1. np retains several digits of data after the decimal point
import numpy as np
array = np. array( [ 1.123456789 , 2.23456 , 4.5643 ] )
print ( np. around( array, 3 ) )
2. Convert np data into pd.DataFrame data
import numpy as np
import pandas as pd
dataset = [ [ 1.458 , 1.254 ] , [ 2.365 , 5.154 ] , [ 2.365 , 7.356 ] ]
data = np. array( dataset)
df = pd. DataFrame( data= data, columns= [ 'pregnants' , 'Plasma_glucose_concentration' ] )
3. Read the column names of DataFrame
df.columns returns Index, which can be converted to list through tolist(), or list(array)
data_demo = df. columns. tolist( )
print ( data_demo)
4. pandas splicing files
Splicing in row direction:
import pandas as pd
import numpy as np
df1 = pd. DataFrame( np. array( [
[ 'a' , 1 , 2 ] ,
[ 'b' , 3 , 4 ] ,
[ 'c' , 5 , 6 ] ] ) ,
columns= [ 'name' , 'num11' , 'num12' ] )
df2 = pd. DataFrame( np. array( [
[ 'a' , 7 , 8 ] ,
[ 'b' , 9 , 10 ] ,
[ 'c' , 11 , 12 ] ] ) ,
columns= [ 'name' , 'num21' , 'num22' ] )
df_result = pd. merge( df1, df2, on= 'name' )
print ( df_result)
Splicing in column direction:
You can add rows and columns to the dataframe through concat. That is, concat can merge multiple pandas objects (dataframe/series) into one along a certain axis (axis=0/1).
concat syntax: pandas.concat(objs, axis=0, join='outer', ignore_index=False).
objs: a list, the content can be DataFrame or Series, and can be mixed.
axis: The default value is 0, which means merging by rows, and if equal to 1, it means merging by columns.
Join: The alignment of the indexes when merging.

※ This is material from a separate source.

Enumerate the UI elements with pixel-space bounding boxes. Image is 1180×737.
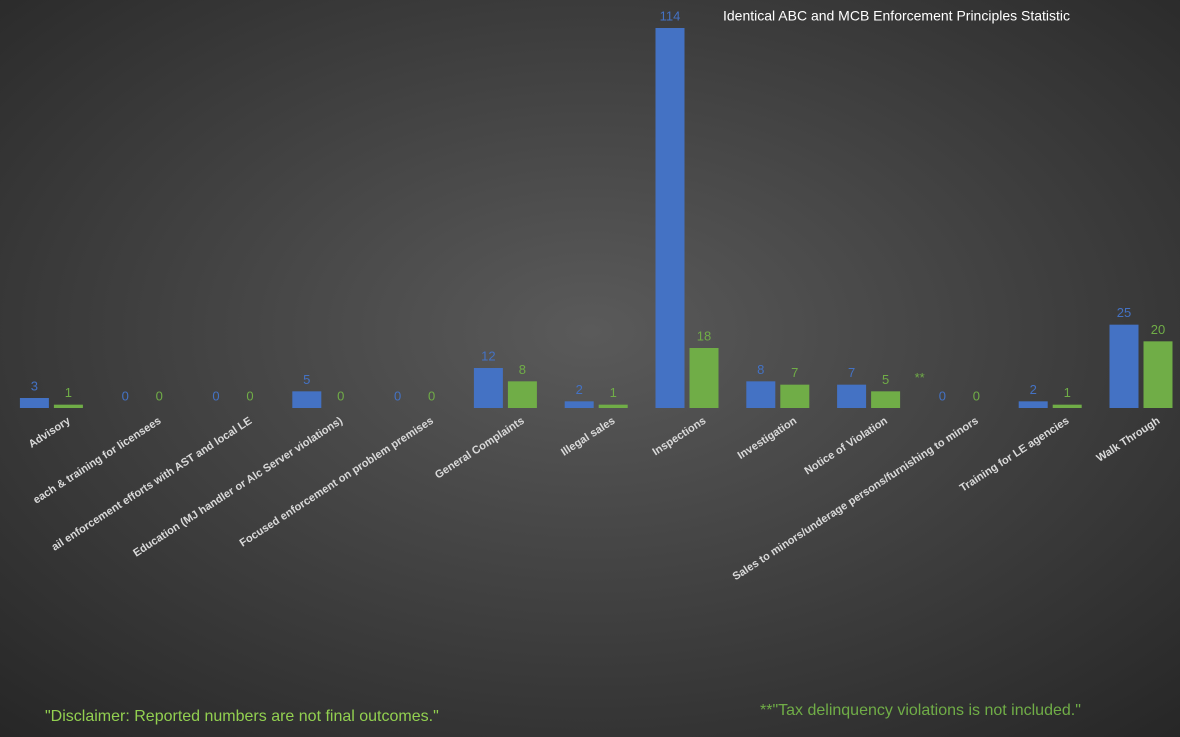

The default is outer join, but it can also be inner join. join=inner filters out unmatched columns
ignore_index: Whether to ignore the original data index.
import pandas as pd
import numpy as np
dataset0 = [ [ 1 , 1.458 , 1.254 ] , [ 2 , 2.365 , 5.154 ] , [ 3 , 2.365 , 7.356 ] ]
data0 = np. array( dataset0)
df0 = pd. DataFrame( data= data0, columns= [ 'no' , '001' , '002' ] )
dataset1 = [ [ 1 , 2.365 , 1.254 ] , [ 2 , 2.395 , 5.154 ] , [ 3 , 2.365 , 7.356 ] ]
data1 = np. array( dataset1)
df1 = pd. DataFrame( data= data1, columns= [ 'no' , '003' , '004' ] )
df_result = pd. concat( [ df0, df1] , axis= 0 , join= 'outer' , ignore_index= True )
print ( df_result)
5. Save DataFraem into a csv file
df. to_csv( '../SeaDataset/03/03-17-19.csv' )
6. Delete a file
os.remove(file path) delete file
import os
path= "./data"
txt_name0= "删除文件0.txt"
os. remove( os. path. join( path, txt_name0) )
7. Processing code for a certain data set
import numpy as np
import pandas as pd
df1 = pd. read_csv( '../SeaDataset/05/05-17.csv' , header= 0 , index_col= 0 )
df2 = pd. read_csv( '../SeaDataset/05/05-18-19.csv' , header= 0 , index_col= 0 )
df = pd. concat( [ df1, df2] , axis= 0 , join= 'outer' , ignore_index= False )
df. to_csv( '../SeaDataset/05/05-17-19.csv' )
df = pd. read_csv( '../SeaDataset/05/05-17-19.csv' , header= 0 , index_col= 0 )
df_col = df. columns. tolist( )
df_data = df. iloc[ : , : ] . values
df_data = np. around( df_data, 3 )
df_data = pd. DataFrame( data= df_data, columns= df_col)
df = pd. read_csv( '../SeaDataset/05/05-17-19.csv' , header= 0 )
df_index = df. iloc[ : , 0 ]
df = pd. concat( [ df_index, df_data] , axis= 1 , join= 'outer' , ignore_index= False )
df. to_csv( '../SeaDataset/05/data_05-17-19.csv' , index= False )
df = pd. read_csv( '../SeaDataset/05/data_05-17-19.csv' , header= 0 , index_col= 0 )
print ( df. iloc[ 0 , 0 ] )
print ( type ( df. iloc[ 0 , 0 ] ) )
print ( df)
os. remove( '../SeaDataset_Init/03/03-17-19.csv' )
You can continue to improve, such as introducing a for loop for batch processing.